To answer some of the astonished comments I made yesterday, the lack of contributors to the project is baffling. So: the whole Internet relied on 10 volunteers and 1 employee and nobody helped them?

I guess this sort of comes back to one of the essential question in Free Software: how do you get the users to fund it? For some kind of software, this can be difficult; but in the case of OpenSSL I would have thought this to be an easy thing, since so many banks and web companies intensively rely on it.

But apparently, they didn’t care at all if this major piece of security they were using was able to keep up with security standards or not. Considering the number of people involved with the project, I don’t see how it can put enough scrutiny and efforts to make sure it follows the best security review.

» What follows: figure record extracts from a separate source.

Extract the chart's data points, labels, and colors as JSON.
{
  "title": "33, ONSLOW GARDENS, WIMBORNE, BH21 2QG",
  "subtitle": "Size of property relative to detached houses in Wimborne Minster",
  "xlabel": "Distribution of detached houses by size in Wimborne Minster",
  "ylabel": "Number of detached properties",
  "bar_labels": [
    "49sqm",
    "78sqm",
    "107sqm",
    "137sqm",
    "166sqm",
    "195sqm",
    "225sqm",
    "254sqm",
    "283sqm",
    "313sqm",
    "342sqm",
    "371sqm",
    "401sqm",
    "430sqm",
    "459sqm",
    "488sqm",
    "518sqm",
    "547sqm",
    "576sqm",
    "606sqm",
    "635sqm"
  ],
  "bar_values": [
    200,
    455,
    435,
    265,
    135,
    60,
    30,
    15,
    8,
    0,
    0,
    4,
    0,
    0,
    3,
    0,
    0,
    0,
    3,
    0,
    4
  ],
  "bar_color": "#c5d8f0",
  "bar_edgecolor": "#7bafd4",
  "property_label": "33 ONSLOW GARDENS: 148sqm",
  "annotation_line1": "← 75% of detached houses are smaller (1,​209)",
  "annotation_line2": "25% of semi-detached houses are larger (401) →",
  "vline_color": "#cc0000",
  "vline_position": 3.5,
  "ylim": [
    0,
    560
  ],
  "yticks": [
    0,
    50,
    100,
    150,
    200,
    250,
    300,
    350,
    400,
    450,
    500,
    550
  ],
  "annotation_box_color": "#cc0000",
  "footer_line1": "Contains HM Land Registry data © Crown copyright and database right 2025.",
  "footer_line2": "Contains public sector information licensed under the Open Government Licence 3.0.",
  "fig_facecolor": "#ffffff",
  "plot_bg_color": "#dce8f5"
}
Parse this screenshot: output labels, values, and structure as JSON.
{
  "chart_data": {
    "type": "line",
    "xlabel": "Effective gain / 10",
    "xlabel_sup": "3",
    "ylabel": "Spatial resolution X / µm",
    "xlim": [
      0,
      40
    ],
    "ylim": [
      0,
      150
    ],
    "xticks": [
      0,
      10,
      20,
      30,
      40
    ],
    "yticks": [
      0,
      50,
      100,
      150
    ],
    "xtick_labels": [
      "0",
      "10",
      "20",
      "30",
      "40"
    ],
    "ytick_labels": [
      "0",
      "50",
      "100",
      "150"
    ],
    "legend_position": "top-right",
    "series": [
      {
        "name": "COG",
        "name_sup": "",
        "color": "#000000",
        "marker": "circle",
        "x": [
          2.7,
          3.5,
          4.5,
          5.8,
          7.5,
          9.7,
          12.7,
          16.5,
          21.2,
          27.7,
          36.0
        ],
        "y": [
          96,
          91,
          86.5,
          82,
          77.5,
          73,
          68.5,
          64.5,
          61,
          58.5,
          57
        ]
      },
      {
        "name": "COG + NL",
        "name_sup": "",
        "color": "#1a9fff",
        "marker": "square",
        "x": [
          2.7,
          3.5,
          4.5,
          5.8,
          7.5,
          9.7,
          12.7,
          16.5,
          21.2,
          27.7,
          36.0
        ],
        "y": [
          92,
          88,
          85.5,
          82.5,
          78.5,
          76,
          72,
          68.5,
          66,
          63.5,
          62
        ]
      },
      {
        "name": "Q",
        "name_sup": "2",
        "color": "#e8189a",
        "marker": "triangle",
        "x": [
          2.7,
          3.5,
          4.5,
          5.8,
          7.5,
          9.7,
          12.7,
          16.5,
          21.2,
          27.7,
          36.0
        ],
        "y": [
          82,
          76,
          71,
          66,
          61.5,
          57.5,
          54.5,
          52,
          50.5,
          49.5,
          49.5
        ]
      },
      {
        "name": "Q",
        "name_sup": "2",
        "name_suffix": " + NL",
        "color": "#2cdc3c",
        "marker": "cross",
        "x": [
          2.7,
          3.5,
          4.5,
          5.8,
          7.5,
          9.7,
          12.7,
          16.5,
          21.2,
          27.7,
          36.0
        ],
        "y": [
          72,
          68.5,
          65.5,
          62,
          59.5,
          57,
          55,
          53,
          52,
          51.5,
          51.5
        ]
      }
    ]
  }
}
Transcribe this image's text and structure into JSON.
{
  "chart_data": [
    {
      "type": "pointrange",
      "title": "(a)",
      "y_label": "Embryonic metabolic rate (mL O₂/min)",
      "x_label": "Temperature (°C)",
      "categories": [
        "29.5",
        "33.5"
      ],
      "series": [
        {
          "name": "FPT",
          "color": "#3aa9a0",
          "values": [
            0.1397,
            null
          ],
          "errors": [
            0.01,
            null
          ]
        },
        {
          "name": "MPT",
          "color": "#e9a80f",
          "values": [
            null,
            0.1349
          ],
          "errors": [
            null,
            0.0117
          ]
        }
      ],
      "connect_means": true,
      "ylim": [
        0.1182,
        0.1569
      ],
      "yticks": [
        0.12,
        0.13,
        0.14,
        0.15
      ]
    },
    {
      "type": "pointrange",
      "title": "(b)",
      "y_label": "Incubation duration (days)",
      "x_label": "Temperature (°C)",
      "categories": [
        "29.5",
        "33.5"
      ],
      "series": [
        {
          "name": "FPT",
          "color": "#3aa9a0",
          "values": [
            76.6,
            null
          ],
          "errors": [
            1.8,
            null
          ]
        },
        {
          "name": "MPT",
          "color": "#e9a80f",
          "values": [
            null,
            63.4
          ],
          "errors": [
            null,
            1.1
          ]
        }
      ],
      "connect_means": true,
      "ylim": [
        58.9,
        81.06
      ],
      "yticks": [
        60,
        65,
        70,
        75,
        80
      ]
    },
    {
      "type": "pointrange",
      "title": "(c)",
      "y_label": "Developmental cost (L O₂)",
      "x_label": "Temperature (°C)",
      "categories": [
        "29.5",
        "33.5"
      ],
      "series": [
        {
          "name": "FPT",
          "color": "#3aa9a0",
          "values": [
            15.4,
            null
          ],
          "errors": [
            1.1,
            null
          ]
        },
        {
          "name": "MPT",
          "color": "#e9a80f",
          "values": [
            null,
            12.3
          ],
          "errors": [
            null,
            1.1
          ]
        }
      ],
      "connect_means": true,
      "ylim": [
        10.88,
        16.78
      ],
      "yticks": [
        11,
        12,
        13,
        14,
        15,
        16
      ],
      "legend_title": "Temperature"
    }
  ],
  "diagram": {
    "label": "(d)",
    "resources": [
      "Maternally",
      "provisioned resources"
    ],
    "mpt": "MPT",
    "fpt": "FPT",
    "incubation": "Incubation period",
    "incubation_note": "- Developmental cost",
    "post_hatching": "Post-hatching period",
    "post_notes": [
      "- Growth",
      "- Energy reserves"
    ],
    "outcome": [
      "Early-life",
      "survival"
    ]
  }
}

(Now, I have to wonder if the WSJ piece is actually correct in the way it counts the contributors to the project, because it’s fairly possible that lots of companies making use of OpenSSL actually had security experts and developers in-house test the code and send patches and bug reports upstream; a bit like Google and that other security firm did when they found out about Heartbleed…)

According to Brett Simmons, That pretty much wraps it up for C.

The whole heartbleed bugs also reminds me that OpenSSL is also an example of bad idea when it comes to licensing issues.